We need to nationalize THE MONEY SYSTEM.
NOT the banks.
Banks should remain private entities with a limited right to lend on a 100 percent reserve basis.
In other words, banks lend real money they have in their vaults, not create new money as debt each time they make a loan.
Read Milton Friedman on 100 percent reserve banking as well as Simons and Fisher - all proponents of the Chicago Plan for monetary reform.
Respectfully.
Funding major government expenditures by having the Fed call money into existence would be disastrous. The economy needs trustworthy money to function, much more than it needs the government expenditures. If more money were being created by the hundreds of billions of dollars per year, the money would not be trustworthy.
http://video.google.com/videoplay?docid=-9050474362583451279
http://jimbernard.org/gpage16.html
An old friend of Lincoln's, Colonel Dick Taylor of Chicago was put in charge of solving the problem of how to finance the war. His solution is recorded as this. "Just get Congress to pass a bill authorising the printing of full legal tender treasury notes... and pay your soldiers with them and go ahead and win your war with them also." When Lincoln asked if the people of America would accept the notes Taylor said. "The people or anyone else will not have any choice in the matter, if you make them full legal tender. They will have the full sanction of the government and be just as good as any money; as Congress is given that express right by the Constitution."

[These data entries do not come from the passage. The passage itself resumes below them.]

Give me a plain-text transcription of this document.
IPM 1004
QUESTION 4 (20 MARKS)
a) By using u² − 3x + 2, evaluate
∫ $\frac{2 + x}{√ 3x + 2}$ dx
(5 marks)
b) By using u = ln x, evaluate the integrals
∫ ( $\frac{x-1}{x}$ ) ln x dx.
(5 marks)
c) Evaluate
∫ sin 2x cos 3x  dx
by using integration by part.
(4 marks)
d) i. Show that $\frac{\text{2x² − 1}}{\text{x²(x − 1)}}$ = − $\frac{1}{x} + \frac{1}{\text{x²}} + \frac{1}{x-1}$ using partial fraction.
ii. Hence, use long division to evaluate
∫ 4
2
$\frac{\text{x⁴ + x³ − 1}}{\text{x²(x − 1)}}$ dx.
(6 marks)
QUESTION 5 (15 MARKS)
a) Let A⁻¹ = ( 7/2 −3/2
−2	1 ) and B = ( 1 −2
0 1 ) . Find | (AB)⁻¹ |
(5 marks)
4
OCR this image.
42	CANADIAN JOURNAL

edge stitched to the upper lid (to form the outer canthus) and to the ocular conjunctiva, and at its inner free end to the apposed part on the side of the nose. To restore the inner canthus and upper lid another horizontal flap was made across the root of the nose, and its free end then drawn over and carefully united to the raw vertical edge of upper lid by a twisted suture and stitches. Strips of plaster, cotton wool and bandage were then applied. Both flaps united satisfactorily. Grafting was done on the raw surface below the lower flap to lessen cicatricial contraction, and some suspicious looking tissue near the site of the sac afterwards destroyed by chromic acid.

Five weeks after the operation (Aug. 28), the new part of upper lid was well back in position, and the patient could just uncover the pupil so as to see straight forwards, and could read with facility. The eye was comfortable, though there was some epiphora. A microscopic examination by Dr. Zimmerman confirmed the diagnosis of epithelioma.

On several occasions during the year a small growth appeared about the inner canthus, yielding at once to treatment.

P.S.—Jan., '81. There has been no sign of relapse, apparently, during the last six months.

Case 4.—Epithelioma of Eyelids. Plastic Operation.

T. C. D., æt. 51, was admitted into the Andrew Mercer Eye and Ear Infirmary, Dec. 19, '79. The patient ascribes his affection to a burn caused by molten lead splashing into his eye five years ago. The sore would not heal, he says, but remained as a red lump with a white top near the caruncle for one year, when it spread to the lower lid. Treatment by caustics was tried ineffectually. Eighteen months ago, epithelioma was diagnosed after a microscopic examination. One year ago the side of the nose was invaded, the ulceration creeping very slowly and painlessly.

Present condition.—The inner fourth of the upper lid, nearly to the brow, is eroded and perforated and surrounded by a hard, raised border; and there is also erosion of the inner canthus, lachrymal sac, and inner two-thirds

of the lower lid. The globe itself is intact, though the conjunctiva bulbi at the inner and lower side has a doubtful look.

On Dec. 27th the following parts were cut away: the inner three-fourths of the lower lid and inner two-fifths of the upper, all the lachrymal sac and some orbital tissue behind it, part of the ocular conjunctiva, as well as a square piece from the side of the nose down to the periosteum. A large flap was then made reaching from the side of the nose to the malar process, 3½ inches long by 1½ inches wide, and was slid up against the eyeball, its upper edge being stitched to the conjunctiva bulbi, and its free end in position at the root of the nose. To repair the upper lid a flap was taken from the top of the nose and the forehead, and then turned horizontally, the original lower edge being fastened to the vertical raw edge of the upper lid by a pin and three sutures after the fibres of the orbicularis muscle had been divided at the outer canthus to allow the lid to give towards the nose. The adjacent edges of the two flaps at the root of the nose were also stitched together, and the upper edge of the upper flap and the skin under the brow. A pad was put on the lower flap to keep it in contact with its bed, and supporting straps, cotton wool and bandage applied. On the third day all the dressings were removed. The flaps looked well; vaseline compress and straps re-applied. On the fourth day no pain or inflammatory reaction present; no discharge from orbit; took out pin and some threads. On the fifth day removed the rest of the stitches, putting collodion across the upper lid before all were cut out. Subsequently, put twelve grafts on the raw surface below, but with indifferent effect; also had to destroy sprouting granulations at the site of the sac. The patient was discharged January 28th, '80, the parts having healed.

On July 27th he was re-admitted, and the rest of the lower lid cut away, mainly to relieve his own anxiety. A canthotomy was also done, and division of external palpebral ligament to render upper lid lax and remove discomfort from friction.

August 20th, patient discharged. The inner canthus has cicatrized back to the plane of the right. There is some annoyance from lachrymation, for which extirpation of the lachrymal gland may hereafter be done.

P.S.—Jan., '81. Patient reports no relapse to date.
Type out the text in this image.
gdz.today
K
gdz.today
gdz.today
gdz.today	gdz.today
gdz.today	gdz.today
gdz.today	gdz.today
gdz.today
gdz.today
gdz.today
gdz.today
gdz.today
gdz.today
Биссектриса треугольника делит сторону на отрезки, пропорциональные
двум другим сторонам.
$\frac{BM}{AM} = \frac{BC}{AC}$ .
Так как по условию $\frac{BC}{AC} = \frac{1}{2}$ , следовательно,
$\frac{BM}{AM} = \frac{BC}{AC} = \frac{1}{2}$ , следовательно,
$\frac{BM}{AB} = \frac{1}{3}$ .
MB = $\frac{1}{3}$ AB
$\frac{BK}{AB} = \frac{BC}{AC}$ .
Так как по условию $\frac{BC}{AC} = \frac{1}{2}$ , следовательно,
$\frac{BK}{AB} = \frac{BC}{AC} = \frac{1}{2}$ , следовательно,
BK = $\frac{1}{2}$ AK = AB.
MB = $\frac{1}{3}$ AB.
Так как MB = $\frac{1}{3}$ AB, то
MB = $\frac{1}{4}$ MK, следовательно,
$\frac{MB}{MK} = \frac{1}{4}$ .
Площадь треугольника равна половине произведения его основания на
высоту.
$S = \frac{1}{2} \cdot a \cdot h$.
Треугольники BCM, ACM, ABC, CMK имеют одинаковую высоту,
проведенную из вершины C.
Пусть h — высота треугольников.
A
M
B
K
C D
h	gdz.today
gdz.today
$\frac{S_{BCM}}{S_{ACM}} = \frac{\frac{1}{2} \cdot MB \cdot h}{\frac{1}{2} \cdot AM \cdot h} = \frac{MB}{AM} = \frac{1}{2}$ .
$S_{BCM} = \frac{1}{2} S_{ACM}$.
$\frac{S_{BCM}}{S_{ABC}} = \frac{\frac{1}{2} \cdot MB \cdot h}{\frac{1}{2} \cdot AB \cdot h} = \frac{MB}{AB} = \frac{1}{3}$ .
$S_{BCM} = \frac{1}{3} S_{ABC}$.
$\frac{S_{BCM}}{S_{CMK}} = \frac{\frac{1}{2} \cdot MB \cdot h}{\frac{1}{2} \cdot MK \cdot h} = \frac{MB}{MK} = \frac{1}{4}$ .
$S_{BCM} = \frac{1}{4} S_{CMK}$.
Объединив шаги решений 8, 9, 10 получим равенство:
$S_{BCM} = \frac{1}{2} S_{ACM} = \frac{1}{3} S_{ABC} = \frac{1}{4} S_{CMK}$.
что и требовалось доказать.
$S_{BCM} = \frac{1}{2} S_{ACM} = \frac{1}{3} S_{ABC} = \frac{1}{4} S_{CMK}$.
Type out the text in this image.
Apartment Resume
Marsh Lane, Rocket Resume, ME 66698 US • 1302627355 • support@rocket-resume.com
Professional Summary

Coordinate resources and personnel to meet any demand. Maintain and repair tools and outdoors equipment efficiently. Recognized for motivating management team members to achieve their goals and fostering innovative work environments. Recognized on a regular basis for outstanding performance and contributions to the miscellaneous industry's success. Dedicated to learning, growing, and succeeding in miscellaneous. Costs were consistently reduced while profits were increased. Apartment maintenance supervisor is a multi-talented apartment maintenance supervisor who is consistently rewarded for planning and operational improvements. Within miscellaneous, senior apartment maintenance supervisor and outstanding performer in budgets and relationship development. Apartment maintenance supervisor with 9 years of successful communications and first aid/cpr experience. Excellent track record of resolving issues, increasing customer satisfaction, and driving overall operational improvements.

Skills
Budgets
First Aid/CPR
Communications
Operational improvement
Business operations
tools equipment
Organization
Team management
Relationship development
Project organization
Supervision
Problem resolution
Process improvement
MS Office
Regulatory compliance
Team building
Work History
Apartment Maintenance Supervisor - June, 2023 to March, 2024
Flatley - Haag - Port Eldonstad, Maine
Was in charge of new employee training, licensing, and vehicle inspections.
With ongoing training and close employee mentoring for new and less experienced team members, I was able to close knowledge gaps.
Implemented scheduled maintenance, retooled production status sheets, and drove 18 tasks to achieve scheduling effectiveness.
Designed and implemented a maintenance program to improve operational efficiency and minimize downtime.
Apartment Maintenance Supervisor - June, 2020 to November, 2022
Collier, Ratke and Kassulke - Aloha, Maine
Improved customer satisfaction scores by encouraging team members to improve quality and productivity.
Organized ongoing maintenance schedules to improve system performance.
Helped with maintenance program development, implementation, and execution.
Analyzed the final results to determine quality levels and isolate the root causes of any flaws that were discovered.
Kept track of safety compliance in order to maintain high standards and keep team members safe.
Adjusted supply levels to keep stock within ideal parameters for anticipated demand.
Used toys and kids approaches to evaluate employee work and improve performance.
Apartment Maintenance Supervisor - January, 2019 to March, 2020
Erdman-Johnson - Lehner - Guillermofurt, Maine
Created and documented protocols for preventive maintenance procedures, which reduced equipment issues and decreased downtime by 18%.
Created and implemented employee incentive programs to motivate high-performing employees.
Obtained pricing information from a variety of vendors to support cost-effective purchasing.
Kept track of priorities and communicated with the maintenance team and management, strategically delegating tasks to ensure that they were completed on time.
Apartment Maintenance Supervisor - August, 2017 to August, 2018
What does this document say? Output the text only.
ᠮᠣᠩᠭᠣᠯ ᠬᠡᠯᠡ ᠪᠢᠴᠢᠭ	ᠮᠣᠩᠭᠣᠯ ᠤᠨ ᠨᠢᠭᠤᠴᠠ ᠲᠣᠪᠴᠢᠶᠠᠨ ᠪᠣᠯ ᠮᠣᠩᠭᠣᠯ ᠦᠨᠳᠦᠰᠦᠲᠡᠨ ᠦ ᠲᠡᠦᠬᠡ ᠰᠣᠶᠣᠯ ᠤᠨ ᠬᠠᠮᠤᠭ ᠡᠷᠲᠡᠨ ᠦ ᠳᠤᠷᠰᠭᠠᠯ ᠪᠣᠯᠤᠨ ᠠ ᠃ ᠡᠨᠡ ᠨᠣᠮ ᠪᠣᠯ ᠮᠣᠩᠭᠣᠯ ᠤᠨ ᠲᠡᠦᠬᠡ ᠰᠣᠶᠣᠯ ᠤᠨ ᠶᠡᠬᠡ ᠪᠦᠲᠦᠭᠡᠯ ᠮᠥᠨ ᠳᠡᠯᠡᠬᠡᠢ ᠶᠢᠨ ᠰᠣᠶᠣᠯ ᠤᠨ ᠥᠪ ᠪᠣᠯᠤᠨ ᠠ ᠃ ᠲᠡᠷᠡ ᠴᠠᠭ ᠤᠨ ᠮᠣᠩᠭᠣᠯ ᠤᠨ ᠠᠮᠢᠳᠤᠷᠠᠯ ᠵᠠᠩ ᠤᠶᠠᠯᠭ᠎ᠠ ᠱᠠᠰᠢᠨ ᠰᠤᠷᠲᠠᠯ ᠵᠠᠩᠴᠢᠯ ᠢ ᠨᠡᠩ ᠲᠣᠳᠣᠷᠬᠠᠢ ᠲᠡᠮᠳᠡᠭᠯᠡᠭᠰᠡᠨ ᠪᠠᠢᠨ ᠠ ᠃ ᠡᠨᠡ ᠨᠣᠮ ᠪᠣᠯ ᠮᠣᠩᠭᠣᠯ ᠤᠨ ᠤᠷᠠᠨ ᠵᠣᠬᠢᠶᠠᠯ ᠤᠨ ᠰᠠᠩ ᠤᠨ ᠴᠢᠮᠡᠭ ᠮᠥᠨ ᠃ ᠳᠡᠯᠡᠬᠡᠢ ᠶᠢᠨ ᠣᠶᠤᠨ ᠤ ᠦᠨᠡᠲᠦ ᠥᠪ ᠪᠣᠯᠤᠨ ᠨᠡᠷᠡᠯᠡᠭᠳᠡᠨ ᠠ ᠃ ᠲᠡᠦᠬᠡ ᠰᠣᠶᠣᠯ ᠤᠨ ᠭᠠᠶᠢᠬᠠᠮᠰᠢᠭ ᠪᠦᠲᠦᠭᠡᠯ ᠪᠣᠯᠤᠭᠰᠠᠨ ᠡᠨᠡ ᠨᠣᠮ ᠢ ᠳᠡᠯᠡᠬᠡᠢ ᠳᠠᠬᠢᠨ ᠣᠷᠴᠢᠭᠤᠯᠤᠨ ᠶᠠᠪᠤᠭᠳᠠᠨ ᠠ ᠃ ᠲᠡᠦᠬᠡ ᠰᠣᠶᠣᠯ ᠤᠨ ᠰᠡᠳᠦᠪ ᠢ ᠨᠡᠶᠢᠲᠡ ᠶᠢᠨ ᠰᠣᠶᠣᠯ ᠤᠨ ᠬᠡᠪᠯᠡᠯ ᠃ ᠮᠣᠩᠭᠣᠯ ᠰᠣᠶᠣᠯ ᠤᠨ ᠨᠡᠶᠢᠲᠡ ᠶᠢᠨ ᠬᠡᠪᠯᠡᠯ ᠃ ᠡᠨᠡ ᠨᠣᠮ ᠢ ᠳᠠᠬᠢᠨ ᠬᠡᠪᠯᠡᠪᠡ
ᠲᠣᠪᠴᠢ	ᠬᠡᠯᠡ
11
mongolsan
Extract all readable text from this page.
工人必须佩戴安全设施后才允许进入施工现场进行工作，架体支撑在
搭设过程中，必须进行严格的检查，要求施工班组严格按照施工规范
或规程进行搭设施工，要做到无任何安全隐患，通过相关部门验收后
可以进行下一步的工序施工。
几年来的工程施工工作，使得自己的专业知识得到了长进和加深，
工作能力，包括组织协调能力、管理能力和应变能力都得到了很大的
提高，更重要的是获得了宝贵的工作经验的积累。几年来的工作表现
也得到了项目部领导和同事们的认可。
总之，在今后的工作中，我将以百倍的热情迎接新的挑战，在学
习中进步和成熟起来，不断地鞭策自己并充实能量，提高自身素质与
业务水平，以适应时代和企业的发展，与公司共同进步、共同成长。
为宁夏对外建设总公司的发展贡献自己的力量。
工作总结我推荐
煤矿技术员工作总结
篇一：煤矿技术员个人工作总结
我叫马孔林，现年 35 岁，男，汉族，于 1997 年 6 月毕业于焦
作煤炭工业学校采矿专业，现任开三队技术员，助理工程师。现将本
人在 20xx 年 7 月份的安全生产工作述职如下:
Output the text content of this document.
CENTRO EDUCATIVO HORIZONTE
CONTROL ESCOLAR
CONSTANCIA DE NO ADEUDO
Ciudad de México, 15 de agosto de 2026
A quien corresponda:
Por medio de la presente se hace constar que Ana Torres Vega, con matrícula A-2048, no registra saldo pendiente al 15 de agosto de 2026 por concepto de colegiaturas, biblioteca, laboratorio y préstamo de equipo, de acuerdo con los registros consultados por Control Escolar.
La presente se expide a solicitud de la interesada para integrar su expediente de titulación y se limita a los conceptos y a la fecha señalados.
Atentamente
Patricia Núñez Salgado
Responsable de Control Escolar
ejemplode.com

Lincoln agreed to try this solution and printed 450 million dollars worth of the new bills using green ink on the back to distinguish them from other notes. "The government should create, issue and circulate all the currency and credit needed to satisfy the spending power of the government and the buying power of consumers..... The privilege of creating and issuing money is not only the supreme prerogative of Government, but it is the Government's greatest creative opportunity. By the adoption of these principles, the long-felt want for a uniform medium will be satisfied. The taxpayers will be saved immense sums of interest, discounts and exchanges.
Lincoln was seriously considering adopting this emergency measure as a permanent policy. This would have been great for everyone except the money changers who quickly realised how dangerous this policy would be for them. They wasted no time in expressing their view in the London Times. Oddly enough, while the article seems to have been designed to discourage this creative financial policy, in its put down we're clearly able to see the policies goodness. "If this mischievous financial policy, which has its origin in North America, shall become endurated down to a fixture, then that Government will furnish its own money without cost. It will pay off debts and be without debt. It will have all the money necessary to carry on its commerce. It will become prosperous without precedent in the history of the world. The brains, and wealth of all countries will go to North America. That country must be destroyed or it will destroy every monarchy on the globe."